Мимо шеренги врачей движется бесштанно голозадая чреда кандидатов в рядовые необученные. Непрерывное движение и натренированная однообразность осмотра каждого призывника похожа на конвейер из комедии Чарли Чаплина «Новые времена». Призывники, как детали на конвейере, доведены до стандарта святых угодников. Карточная система схарчила плоть настолько, что армии достается только «высокий дух советского патриотизма». Ростиком меня бог не обидел и среди голубеньких и пупырышчатых от прохлады семнадцатилетних заморышей из механических цехов, выросших на «сбалансированном питании» по карточке Р-1, я, шестнадцатилетний мартеновец, выгляжу образцово показательным Геркулесом.

Вспомнились мне красноармейцы в эшелонах, которые шли на запад по Сибирской магистрали перед войной: в настежь распахнутых дверях товарных вагонов стояли оголенные по пояс мускулистые телесатые мужчины, добротно откормленные на обильных килокалориях армейских супов и каш.
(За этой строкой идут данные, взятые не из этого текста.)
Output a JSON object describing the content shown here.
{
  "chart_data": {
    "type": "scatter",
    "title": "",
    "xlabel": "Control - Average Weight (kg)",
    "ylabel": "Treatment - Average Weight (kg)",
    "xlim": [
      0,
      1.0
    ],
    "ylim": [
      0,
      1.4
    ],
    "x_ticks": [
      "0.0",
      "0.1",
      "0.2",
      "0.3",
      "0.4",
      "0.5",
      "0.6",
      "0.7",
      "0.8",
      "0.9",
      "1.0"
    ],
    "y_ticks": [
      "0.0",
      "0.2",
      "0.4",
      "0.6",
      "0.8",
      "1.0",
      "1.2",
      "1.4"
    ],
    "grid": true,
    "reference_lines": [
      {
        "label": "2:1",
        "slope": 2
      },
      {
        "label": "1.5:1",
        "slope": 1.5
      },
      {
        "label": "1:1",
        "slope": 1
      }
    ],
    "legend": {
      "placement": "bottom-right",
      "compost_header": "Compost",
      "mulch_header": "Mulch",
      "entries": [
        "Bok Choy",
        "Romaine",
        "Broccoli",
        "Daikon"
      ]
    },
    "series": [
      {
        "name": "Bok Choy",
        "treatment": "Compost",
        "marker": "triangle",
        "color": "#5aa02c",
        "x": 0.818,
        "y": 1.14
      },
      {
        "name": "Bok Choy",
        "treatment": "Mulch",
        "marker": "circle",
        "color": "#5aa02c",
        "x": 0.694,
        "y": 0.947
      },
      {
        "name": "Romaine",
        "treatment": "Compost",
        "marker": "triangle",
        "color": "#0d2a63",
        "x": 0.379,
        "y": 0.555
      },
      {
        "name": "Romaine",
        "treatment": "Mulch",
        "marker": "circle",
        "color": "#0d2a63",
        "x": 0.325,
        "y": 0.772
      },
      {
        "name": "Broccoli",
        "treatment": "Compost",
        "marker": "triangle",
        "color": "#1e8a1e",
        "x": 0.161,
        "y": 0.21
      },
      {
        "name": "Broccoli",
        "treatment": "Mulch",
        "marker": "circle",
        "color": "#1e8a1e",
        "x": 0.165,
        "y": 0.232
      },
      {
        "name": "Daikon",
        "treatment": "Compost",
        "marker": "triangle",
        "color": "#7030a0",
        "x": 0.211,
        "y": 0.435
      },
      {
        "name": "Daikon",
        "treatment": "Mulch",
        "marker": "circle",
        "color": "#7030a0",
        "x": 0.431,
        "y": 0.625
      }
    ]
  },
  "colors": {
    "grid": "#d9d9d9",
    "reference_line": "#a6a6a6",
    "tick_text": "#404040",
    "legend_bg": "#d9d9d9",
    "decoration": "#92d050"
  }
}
Тела натренированные, для войны обученные. Где эти могучие торсы? Куда исчезли миллионы самых здоровых в СССР мужиков, каждого из которых три, а то и четыре! года обучали военному делу?! Где многомиллионная кадровая армия? Где предвоенный тотальный призыв резервистов? А вместо них — вот эти? Э-э-эти??! С состраданием разглядываю голозадых моих современников, смущенных своей жалкой наготой.

В древнем мире наготы не стеснялись, считая, что тело человека — высшая красота, сотворенная по подобию богов. А подобием кого становятся юноши, заполучившие к семнадцати годочкам впалую грудь, старческий натужный кашель, хронически расхлюпанную сопатку, ревматические коленки и плоскостопие от изнурительного многочасового стояния у станка! А, главное, впроголодь! Да еще — на ледяных сквозняках, гуляющих по цехам, так как стекла — дефицит.

По той анатомии, которую парни демонстрируют на медкомиссии, сразу видать, какая им Родина мать (туда ее перемать!): уж очень надо на своих детей нас… наплевать, чтобы их превращать в пособие по патологоанатомии! Серо-синюшные лица, сутулые спины, выпирающие ключицы, рельефные ребра, слабые тонкие ноги… А ведь им по семнадцать… как библейскому Давиду, который вышиб дух из великана Голиафа!

А эти… заморыши, с начала войны так и не выросли из-за недоедания. И на Давида похожи только писькой. С четырнадцати горбятся у станков без выходных и света дневного. От того такие разноцветные: тело, не видевшее солнца, — голубое, лица от недоедания, — серые, а руки черные от эмульсии и металлической пыли. Призывники-то, в основном, слесари и станочники.

Знаю я их продуктовую норму Р-1… минус крупа, растворившаяся в столовских супчиках, которые хлебать — только зубы ложкой расшатывать, минус жиры, которые еще с зимы не отоваривают, даже лярдом, минус сахар, который заменили сахарином… Выжала мачеха родина все молодые соки из парнишечек, а выжимки — на пушечное мясо, утилизация отходов! А какое из них мясо? Только клейстер… и то — жидковатый.

Наивно думая, что эти «стеклянно-оловянно-деревянные» морды в белых халатах имеют отношение к медицине, некоторые призывники жалуются на ревматизм, рези в желудке, одышечное сердце, хронический кашель, возможно туберкулезный… Но их робкие жалобы не замедляют равномерно поступательное движение голозадого конвейера. Расчеты призывников на задушевную беседу об их болячках решительно пресекаются бодрыми сержантскими окриками обелохалаченных тупорылов:

— Не стони! Годен! Следующий!

— Чо-о? Фи-игня! В армии заживет! Годен!

— Чо телишься?! Сказано: годен!

— Не задерживай! Следующий! Годен!

— Не морочь голову! Годен!

— Не охай, а то родишь! Годен!

— Диету??! А сиську не хо-хо?! Годен!

— Трах-тах-тарарах! Годен-годен-годен-годенгоденгоден…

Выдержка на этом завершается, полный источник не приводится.